Rock Creek Barn

c. 1865 - 2016    |    Tallula, IL (Menard County)

The Rock Creek barn was built in 1865 of locally sourced hardwood timbers, due to a lack of railroad accessibility during this period. The material consisted of white oak, red oak, walnut, hard maple, and hickory native to the Sangamon River Valley. Around 1844, the land was purchased by James Stephenson (born in 1782 in South Carolina), and around 1854, the land was taken over by Mr. Stephenson’s daughter, Elvira (Stephenson), and her husband, Aaron Runyon Houghton.

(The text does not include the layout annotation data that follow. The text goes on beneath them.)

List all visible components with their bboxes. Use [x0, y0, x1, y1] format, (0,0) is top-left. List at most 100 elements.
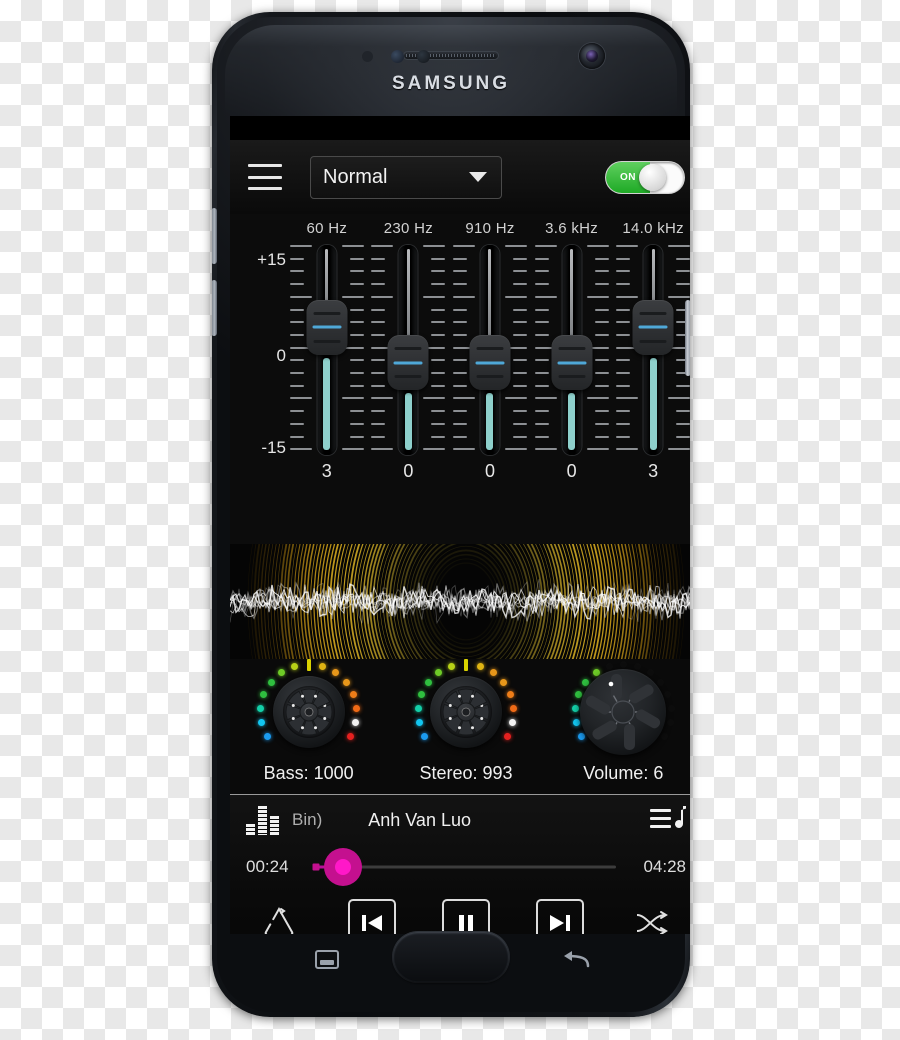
app-header: Normal ON: [230, 140, 690, 214]
total-time-label: 04:28: [643, 857, 686, 876]
knob-led: [573, 719, 581, 727]
playlist-music-note-icon[interactable]: [650, 804, 686, 836]
eq-slider-0[interactable]: [286, 245, 368, 455]
knob-led: [571, 704, 579, 712]
bass-knob[interactable]: [272, 676, 345, 748]
seek-thumb[interactable]: [324, 848, 362, 886]
stereo-knob-face: [439, 686, 492, 738]
knob-led: [666, 719, 674, 727]
knob-led: [510, 704, 518, 712]
volume-knob-ring: [565, 660, 681, 761]
knob-led: [267, 678, 275, 686]
knob-led: [476, 662, 484, 670]
frequency-labels-row: 60 Hz 230 Hz 910 Hz 3.6 kHz 14.0 kHz: [230, 220, 690, 237]
stereo-knob-column: Stereo: 993: [387, 658, 544, 784]
knob-led: [489, 668, 497, 676]
knob-led: [351, 719, 359, 727]
hamburger-menu-icon[interactable]: [248, 164, 282, 190]
back-button[interactable]: [561, 950, 591, 970]
knob-led: [349, 690, 357, 698]
next-track-button[interactable]: [536, 899, 584, 934]
toggle-knob: [639, 163, 666, 191]
eq-slider-3[interactable]: [531, 245, 613, 455]
frequency-label: 910 Hz: [465, 220, 515, 237]
eq-slider-1[interactable]: [368, 245, 450, 455]
knob-led: [500, 678, 507, 686]
stereo-knob[interactable]: [429, 676, 502, 748]
bass-knob-face: [282, 686, 335, 738]
power-button[interactable]: [685, 300, 690, 376]
status-bar: [230, 116, 690, 140]
volume-knob[interactable]: [580, 669, 667, 755]
knob-led: [278, 668, 286, 676]
eq-slider-2[interactable]: [449, 245, 531, 455]
seek-start-marker: [312, 863, 320, 871]
repeat-button[interactable]: [256, 902, 302, 934]
frequency-label: 60 Hz: [306, 220, 348, 237]
knob-led: [414, 704, 422, 712]
eq-band-value: 3: [648, 461, 659, 481]
equalizer-app: Normal ON 60 Hz 230 Hz 910 Hz 3.6 kHz 14…: [230, 116, 690, 934]
track-artist-label: Bin): [292, 810, 323, 829]
scale-label-max: +15: [257, 250, 286, 269]
bass-knob-label: Bass: 1000: [263, 763, 354, 783]
previous-track-button[interactable]: [348, 899, 396, 934]
knob-led: [507, 690, 515, 698]
slider-thumb[interactable]: [469, 335, 511, 391]
knob-led: [424, 678, 432, 686]
scale-label-zero: 0: [276, 346, 286, 365]
preset-dropdown[interactable]: Normal: [310, 155, 502, 199]
equalizer-power-toggle[interactable]: ON: [606, 161, 684, 193]
knob-led: [504, 732, 512, 740]
knob-led: [435, 668, 443, 676]
stereo-knob-label: Stereo: 993: [419, 763, 513, 783]
stereo-knob-ring: [408, 658, 524, 761]
frequency-label: 14.0 kHz: [622, 220, 684, 237]
eq-slider-4[interactable]: [612, 245, 690, 455]
slider-thumb[interactable]: [387, 335, 429, 391]
knob-led: [509, 719, 517, 727]
knob-led: [257, 704, 265, 712]
slider-thumb[interactable]: [632, 299, 674, 355]
volume-down-button[interactable]: [212, 280, 217, 336]
transport-controls: [230, 889, 690, 934]
eq-band-value: 0: [484, 461, 495, 481]
track-metadata: Bin) Anh Van Luo: [284, 810, 650, 831]
iris-sensor-icon: [417, 50, 430, 63]
shuffle-button[interactable]: [630, 902, 676, 934]
slider-thumb-indicator: [475, 361, 505, 365]
knob-led: [346, 732, 354, 740]
page-background: SAMSUNG Normal ON 60 Hz 230 Hz 910 Hz 3.…: [0, 0, 900, 1040]
knob-led: [667, 704, 675, 712]
volume-up-button[interactable]: [212, 208, 217, 264]
equalizer-bars-icon[interactable]: [246, 805, 284, 835]
volume-knob-label: Volume: 6: [583, 763, 664, 783]
knob-led: [619, 660, 627, 668]
seek-slider[interactable]: [312, 848, 616, 886]
bass-knob-column: Bass: 1000: [230, 658, 387, 784]
home-button[interactable]: [393, 932, 509, 982]
slider-fill: [486, 393, 494, 450]
music-player-bar: Bin) Anh Van Luo 00:24 04:28: [230, 794, 690, 934]
recents-button[interactable]: [315, 950, 339, 969]
track-title-label: Anh Van Luo: [368, 809, 471, 830]
slider-thumb-indicator: [312, 325, 342, 329]
knob-led: [415, 719, 423, 727]
slider-fill: [323, 357, 331, 450]
slider-thumb[interactable]: [551, 335, 593, 391]
slider-fill: [404, 393, 412, 450]
front-camera-icon: [579, 43, 605, 69]
knob-position-marker: [306, 658, 311, 671]
knob-led: [258, 719, 266, 727]
slider-fill: [649, 357, 657, 450]
slider-thumb[interactable]: [306, 299, 348, 355]
progress-row: 00:24 04:28: [230, 845, 690, 889]
audio-waveform-visualizer: [230, 544, 690, 659]
knob-led: [260, 690, 268, 698]
phone-body: SAMSUNG Normal ON 60 Hz 230 Hz 910 Hz 3.…: [217, 17, 690, 1012]
slider-fill: [568, 393, 576, 450]
eq-band-value: 3: [321, 461, 332, 481]
slider-thumb-indicator: [393, 361, 423, 365]
bass-knob-ring: [251, 658, 367, 761]
pause-button[interactable]: [442, 899, 490, 934]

This barn was of particular interest due to its construction for multiple uses. The barn was a bank barn (meaning built into the side of a hill), with basement access from both sides for livestock to seek shelter. Also in the basement was a limestone foundation dating back to pre-civil war. In addition to shelter the livestock also were fed in the basement. Their hay and grain came from wood chutes built into the structure above. The first floor was accessible from the north and south ends of the structure via hillside and was originally designed for wagons to be pulled through the structure, where they would dump their grain and feed it into the grain bins located on the first floor and then shoved down into the troughs below. On the third floor was the grain elevator and the hayloft with chutes designed to drop square bales from the second floor to the basement into special designed feeders. This construction coupled with the silo next to it allowed the farmers to run a majority of their livestock operation from a single barn. The exterior cladding on the barn was done in 1x5” tongue and groove siding with an intricate groove down the center, which showed the time, craftsmanship and attention to detail the builders put forth.

When the Rock Creek Barn was dismantled in 2016, it was still in very good condition but the Johnson family hated to see it deteriorate any further as there was no livestock on the property. 

Our goal at Sangamon Reclaimed is to honor our past and preserve it for future generations to come.  The heirloom-quality pieces we built allow this structure to live on for years to come.